Ich dreh mich um, geh wieder hoch und fühle mich irgendwie gut, dass ich helfen konnte. „Und Chef, haste Sie weggeschickt?“; fragt Boris. „Ne, die ist ganz arm dran, Flüchtling aus Syrien. Die ist wohl mit ihrer Schwiegermutter gekommen, die kommt wohl ursprünglich hierher. Familie ist im Krieg gestorben, und so weiter, aber habs nicht alles genau verstanden. Und sie ist irgendwie Christ aber ihre Familie nicht oder so. Egal, die haben da wohl nen Zimmer neben dem Wertstoffhof und ihre Schwiegermutter hat sie Schrott sammeln geschickt, dass sie sich Möbel kaufen können“, erklär ich die Szene in Kurzform. „Ja, macht die jetzt weiter?“, fragt Želko. „Jo, ich habs ihr erlaubt. Die hat ja sonst nix“, sag ich. „Das ist doch kaum zu fassen“, bemerkt Detlef etwas ausgebracht. „Die kommen von überall her, fressen unsere Steuergelder und jetzt nehmen sie schon unseren Schrott und unsere Wertstoffe und irgendwann klauen sie uns die Arbeitsplätze.“ „Detlef, mach ma halblang“, sag ich. „Das sind zwei arme Frauen, die ihre Familie im Krieg verloren haben.“ „Ja weißte, meine Mutter ist mit 39 an Krebs gestorben und mein Vater hat gesoffen wie ein Loch. Ich hab mich auch hochkämpfen müssen, dass ich jetzt da bin, wo ich bin und hab nix vom Staat bekommen.“ Wir diskutierten noch ein bisschen. Aber gut. Ich will die Stimmung in der Firma nicht zerstören, muss ja auch jeder seine politische Meinung finden.

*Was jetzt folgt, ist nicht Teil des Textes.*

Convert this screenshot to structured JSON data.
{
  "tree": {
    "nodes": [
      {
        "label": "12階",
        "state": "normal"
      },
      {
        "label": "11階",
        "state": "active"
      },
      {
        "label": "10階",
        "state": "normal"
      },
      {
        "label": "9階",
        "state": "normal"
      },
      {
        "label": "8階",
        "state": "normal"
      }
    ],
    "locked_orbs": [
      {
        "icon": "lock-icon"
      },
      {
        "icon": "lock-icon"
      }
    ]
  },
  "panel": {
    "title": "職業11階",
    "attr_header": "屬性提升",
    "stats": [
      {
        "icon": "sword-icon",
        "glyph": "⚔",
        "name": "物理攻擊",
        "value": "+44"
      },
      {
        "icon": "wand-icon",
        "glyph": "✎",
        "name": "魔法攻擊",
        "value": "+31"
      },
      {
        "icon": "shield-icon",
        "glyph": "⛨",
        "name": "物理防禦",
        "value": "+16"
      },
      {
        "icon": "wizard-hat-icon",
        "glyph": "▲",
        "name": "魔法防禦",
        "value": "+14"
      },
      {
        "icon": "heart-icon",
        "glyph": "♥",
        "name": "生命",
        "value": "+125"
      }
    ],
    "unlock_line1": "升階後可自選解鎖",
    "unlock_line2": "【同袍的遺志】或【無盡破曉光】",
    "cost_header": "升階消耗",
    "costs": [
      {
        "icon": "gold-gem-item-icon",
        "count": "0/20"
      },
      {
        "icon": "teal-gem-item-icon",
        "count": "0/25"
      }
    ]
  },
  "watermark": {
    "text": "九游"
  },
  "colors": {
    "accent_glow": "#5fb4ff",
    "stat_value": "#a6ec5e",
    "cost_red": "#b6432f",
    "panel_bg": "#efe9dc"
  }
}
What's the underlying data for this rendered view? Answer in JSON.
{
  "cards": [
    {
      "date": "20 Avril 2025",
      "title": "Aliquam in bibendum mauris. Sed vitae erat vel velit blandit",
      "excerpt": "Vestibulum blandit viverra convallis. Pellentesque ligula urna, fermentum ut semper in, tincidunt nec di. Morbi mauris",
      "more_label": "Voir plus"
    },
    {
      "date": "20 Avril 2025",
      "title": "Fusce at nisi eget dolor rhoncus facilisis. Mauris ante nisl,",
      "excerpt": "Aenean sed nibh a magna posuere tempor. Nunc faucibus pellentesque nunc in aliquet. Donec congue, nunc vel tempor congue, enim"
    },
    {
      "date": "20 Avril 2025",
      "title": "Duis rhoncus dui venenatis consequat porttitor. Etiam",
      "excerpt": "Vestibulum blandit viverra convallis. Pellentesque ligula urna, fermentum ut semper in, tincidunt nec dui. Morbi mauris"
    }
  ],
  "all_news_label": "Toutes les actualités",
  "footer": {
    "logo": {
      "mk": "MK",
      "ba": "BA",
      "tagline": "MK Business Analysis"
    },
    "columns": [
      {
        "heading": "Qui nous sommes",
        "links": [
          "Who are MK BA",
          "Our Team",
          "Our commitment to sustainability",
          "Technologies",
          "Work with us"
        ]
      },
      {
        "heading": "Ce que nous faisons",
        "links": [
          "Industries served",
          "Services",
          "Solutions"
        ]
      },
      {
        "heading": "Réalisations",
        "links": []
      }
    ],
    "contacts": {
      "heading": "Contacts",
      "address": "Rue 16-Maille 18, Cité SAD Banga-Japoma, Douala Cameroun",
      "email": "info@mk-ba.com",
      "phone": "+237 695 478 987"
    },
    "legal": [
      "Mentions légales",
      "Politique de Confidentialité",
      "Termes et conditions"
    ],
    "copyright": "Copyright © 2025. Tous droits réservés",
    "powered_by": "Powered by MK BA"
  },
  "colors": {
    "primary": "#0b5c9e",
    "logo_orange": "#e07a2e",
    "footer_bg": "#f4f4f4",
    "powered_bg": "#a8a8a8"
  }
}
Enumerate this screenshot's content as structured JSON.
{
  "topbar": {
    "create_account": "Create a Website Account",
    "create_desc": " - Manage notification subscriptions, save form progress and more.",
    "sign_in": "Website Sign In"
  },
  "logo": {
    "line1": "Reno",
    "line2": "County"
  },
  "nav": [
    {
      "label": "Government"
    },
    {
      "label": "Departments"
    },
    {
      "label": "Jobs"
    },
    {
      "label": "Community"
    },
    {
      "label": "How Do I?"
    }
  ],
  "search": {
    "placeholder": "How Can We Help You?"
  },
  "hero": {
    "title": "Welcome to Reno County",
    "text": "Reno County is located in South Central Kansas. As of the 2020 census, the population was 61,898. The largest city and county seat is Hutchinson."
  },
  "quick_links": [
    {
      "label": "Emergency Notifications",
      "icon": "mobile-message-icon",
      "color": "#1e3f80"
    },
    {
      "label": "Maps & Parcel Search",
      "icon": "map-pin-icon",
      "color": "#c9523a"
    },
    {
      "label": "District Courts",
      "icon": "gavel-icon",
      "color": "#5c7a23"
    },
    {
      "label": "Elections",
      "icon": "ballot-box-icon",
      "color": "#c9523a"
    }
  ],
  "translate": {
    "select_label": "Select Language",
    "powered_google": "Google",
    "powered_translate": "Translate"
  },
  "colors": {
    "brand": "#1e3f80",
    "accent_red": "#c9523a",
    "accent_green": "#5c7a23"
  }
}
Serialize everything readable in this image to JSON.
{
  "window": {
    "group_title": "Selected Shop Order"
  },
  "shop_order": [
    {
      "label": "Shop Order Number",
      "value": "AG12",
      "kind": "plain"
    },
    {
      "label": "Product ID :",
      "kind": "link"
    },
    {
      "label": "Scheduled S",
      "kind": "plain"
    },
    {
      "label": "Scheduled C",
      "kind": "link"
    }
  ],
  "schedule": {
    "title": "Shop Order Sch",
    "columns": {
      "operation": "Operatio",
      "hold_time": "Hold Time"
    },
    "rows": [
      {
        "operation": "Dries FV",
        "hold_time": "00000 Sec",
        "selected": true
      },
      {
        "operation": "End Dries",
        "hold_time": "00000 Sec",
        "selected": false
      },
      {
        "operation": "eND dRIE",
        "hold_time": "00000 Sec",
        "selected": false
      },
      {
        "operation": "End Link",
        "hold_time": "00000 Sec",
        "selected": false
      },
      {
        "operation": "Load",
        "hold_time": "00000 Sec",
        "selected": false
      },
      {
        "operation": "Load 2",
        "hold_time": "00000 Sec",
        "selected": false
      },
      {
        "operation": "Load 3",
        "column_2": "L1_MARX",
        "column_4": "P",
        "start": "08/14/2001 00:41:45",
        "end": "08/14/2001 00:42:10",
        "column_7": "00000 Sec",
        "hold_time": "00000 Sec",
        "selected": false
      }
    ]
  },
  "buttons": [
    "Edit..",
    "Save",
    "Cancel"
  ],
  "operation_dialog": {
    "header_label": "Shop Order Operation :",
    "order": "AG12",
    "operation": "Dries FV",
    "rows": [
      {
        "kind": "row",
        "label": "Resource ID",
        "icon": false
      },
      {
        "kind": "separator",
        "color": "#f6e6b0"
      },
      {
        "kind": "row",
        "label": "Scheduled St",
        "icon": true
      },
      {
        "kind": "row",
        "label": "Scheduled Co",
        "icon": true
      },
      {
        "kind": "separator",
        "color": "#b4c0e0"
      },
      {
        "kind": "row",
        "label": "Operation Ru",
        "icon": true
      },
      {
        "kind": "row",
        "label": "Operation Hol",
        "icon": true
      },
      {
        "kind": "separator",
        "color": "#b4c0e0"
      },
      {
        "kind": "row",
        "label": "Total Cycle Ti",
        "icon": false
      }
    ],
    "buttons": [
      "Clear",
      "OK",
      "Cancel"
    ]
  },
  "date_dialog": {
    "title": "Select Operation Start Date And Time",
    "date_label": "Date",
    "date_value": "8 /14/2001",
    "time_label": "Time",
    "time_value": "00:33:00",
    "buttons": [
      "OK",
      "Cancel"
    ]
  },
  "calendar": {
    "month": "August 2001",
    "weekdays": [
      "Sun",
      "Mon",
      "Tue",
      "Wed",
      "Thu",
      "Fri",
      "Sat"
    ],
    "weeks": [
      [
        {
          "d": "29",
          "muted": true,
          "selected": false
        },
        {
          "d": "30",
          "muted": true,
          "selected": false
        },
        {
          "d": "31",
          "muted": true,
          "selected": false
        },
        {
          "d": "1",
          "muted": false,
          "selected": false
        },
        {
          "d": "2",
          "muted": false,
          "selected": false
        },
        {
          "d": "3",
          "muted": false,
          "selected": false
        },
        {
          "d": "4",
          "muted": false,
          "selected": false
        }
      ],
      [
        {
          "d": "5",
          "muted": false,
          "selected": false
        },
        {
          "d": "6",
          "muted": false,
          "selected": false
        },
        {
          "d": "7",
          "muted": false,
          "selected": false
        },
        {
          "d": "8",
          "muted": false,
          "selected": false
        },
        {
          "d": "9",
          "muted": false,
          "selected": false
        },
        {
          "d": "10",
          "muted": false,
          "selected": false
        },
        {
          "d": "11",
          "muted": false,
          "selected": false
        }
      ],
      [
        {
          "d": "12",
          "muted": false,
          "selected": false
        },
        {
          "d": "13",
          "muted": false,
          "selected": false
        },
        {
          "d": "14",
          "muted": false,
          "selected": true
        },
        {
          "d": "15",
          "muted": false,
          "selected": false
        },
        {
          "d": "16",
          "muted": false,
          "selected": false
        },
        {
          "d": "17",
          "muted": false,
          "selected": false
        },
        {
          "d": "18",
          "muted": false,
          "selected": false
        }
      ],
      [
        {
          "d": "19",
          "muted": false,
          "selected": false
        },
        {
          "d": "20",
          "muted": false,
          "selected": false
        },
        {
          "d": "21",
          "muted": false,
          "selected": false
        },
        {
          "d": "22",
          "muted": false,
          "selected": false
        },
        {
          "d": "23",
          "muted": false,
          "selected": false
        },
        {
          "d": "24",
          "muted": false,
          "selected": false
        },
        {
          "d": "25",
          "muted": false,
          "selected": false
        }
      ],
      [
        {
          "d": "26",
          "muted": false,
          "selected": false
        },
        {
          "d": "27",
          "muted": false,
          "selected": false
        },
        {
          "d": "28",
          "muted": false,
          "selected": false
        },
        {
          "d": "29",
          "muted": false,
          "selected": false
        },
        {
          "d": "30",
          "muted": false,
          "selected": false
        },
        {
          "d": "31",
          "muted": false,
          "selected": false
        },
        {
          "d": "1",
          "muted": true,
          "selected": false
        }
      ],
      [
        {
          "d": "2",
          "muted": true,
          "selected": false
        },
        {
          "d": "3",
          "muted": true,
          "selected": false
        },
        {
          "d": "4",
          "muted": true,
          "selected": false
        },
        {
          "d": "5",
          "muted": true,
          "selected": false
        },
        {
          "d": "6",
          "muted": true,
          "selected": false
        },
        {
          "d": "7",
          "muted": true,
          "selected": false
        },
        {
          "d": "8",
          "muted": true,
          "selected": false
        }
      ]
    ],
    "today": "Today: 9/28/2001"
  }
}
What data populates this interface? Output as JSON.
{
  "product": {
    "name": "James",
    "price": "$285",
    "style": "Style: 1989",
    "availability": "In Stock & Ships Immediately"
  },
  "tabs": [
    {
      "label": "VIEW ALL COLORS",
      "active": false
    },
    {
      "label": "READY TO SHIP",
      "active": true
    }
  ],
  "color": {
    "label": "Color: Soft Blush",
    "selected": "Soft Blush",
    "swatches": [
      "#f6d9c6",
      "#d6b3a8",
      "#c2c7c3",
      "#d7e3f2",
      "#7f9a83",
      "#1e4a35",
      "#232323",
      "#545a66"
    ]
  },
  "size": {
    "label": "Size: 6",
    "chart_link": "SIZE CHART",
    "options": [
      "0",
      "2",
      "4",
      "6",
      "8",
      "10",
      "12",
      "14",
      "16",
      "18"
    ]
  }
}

Am nächsten Tag, noch morgens, wir waren gerade gut am Schaffen, ruft Boris: „Chef, die ist wieder da.“ Und tatsächlich, da unter war sie wieder und suchte nach Verwertbarem. Die Sache war mir gestern Abend nicht aus dem Kopf gegangen. Ich hatte mich gefragt, ob man nicht mehr tun könnte oder müsste, ohne jetzt irgendwie über die Stränge zu schlagen. Ich hatte da schon eine Idee, aber wer weiß, wie die Jungs reagierten. „Wisst ihr was?“, rief ich. „Die teuren Kupferrohre hier, schmeißt die einfach runter.“ „Jetzt ehrlich?“, fragt Zelko. „Jap“, sag ich. „Chef, du meinst es wohl ein bisschen zu gut“, sagt Detlef. „Ich werd aber nicht kürzer treten, nur wegen irgendeiner Flüchtlingsfrau.“ „Mensch Detlef, hab ich je schlecht gezahlt? Das geht natürlich auf meine Kappe“, sag ich etwas genervt und enttäuscht über das Misstrauen. Aber man kann es eben nicht allen recht machen. Während des Tages, schaue ich immer mal wieder raus, ob sie die Kupferrohre auch nimmt. Tut sie. Davon kriegt sie auf jeden Fall erstmal alles, was sie braucht. Am späten Nachmittag fahre ich dann nochmal ins Büro für ein paar Anrufe und Papier. 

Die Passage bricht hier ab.